Le jeu propose de l'auto-regen mais la vie ne remonte que jusqu'à un pallier. Il faut donc aussi ramasser des trousses de soin un peu partout ainsi que de l'armure pour ne pas crever. C'est surtout valable dans le mode I Am Death Incarnate (difficile). En dessous, le jeu est une promenade de santé mis à part quelques rares passages. Vous ferez le tour du jeu en une dizaine d'heures. Durant le prologue, vous devez faire un choix qui conditionne le reste du jeu. En réalité, les changements sont super minimes donc si vous comptez faire le jeu une deuxième fois, profitez-en pour tester une difficulté plus élevée. Au lieu de s'éparpiller en proposant des cinématiques, de l'infiltration et des séquences Black & Decker, Machine Games aurait pu se concentrer sur le coeur du jeu pour offrir quelque chose de plus fou et de plus grandiose. 

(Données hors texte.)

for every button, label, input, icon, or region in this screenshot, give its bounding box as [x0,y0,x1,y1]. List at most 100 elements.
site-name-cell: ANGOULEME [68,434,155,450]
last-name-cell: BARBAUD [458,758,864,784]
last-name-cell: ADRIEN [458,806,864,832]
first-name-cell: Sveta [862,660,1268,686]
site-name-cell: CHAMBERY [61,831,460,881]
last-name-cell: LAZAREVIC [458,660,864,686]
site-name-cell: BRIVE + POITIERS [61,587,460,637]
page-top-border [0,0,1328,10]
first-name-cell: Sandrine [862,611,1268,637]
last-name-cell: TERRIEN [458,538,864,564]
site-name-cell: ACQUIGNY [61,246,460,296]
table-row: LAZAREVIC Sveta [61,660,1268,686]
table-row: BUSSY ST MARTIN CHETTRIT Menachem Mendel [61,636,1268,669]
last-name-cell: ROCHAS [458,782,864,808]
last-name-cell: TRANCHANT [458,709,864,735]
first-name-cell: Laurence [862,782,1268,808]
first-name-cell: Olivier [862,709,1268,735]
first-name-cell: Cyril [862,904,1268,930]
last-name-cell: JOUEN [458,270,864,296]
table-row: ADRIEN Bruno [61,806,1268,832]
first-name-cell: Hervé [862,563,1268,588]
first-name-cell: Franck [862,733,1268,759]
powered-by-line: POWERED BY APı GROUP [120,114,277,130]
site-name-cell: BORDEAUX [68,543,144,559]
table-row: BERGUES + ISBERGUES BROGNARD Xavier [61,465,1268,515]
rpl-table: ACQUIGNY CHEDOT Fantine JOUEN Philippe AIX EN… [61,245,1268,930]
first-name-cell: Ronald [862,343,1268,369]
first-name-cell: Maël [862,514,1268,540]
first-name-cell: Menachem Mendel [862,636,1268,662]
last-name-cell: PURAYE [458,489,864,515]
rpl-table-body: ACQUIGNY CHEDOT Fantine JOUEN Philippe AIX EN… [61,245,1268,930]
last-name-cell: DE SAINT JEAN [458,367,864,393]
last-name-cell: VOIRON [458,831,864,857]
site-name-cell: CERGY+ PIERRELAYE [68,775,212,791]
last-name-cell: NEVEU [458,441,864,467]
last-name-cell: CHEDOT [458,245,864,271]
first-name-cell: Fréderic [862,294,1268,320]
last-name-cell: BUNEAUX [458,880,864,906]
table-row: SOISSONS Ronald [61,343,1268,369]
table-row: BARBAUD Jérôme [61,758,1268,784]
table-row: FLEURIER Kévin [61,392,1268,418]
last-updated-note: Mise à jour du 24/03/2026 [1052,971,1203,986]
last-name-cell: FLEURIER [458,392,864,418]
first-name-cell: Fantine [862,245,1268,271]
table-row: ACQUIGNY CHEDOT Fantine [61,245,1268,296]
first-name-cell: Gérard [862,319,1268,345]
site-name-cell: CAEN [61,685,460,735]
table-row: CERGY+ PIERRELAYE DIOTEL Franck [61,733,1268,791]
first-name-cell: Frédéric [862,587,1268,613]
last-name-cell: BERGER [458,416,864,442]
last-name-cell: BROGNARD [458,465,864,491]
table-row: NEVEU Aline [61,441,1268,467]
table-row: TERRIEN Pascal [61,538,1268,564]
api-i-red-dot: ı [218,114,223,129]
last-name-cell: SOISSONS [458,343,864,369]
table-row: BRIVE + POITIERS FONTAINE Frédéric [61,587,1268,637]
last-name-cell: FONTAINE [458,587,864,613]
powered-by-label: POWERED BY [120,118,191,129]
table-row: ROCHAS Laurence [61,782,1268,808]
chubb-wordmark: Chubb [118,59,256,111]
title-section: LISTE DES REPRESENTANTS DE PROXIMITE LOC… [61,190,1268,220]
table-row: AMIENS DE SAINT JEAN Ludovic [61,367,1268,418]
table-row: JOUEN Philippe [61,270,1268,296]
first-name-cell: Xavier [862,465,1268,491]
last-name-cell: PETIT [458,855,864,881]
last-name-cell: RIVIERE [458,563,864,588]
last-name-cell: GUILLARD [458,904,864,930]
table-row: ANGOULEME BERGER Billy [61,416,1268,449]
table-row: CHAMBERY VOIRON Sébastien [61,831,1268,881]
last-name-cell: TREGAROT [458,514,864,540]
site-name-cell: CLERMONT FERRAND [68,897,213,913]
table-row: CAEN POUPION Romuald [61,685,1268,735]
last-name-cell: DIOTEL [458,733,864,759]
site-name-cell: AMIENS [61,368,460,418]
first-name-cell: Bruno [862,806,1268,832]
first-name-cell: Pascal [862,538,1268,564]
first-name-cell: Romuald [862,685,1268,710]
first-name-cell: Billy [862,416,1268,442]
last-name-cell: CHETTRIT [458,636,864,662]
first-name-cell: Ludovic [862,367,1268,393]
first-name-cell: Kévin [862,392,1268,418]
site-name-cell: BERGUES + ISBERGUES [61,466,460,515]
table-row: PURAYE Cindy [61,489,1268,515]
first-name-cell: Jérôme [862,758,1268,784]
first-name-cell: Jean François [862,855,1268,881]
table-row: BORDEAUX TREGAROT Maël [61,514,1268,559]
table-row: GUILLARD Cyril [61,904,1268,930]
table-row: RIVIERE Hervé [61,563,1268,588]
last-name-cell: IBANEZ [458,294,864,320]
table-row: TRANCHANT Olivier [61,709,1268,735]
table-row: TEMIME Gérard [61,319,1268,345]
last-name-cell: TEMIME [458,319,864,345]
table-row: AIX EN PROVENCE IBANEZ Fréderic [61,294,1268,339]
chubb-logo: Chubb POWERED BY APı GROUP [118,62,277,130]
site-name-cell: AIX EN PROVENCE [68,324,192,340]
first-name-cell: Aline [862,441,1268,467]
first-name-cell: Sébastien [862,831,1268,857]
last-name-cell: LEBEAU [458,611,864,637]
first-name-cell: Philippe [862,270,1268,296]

C'est un des gros soucis du jeu : l'absence de moments vraiment épiques. Quand on se retrouve sur la Lune au sein de la super base secrète et que toutes les sirènes d'alarme se déclenchent, on s'attend à en prendre la gueule. Mais non. Il n'y aura que quelques petites escarmouches. Quand on se retrouve face au giga-robot nazi de 30 mètres de haut, on s'attend à un combat titanesque. Mais non. On se contente de se planquer et de recharger son laser de combat. La direction artistique du jeu est sublime et propose une version nazie des 60s, quelques très beaux décors et des costumes Hugo Boss du plus bel effet mais elle est sous-exploitée car on passe son temps entre deux murs de béton, dans des bureaux ou dans des labos sous-terrains. Au moins le jeu a le mérite d'être super propre techniquement parlant. Id Tech 5 oblige, il y a encore des textures qui poppent mais le framerate reste impeccable même en poussant toutes les options au taquet, je n'ai pas rencontré de bug et l'ensemble est fort joli sans pour autant arracher la rétine.
Au final Wolfenstein The New Order est assez décevant. Ce n'est pas un mauvais jeu mais il a le cul entre deux chaises avec d'un côté la volonté de faire quelque chose d'old school et de l'autre l'envie de faire du Half-Life/Bioshock. Cela reste un bon défouloir qui vous occupera un week-end et qui permet d'aligner du facho à la chaine ce qui fait toujours plaisir par les temps qui courent.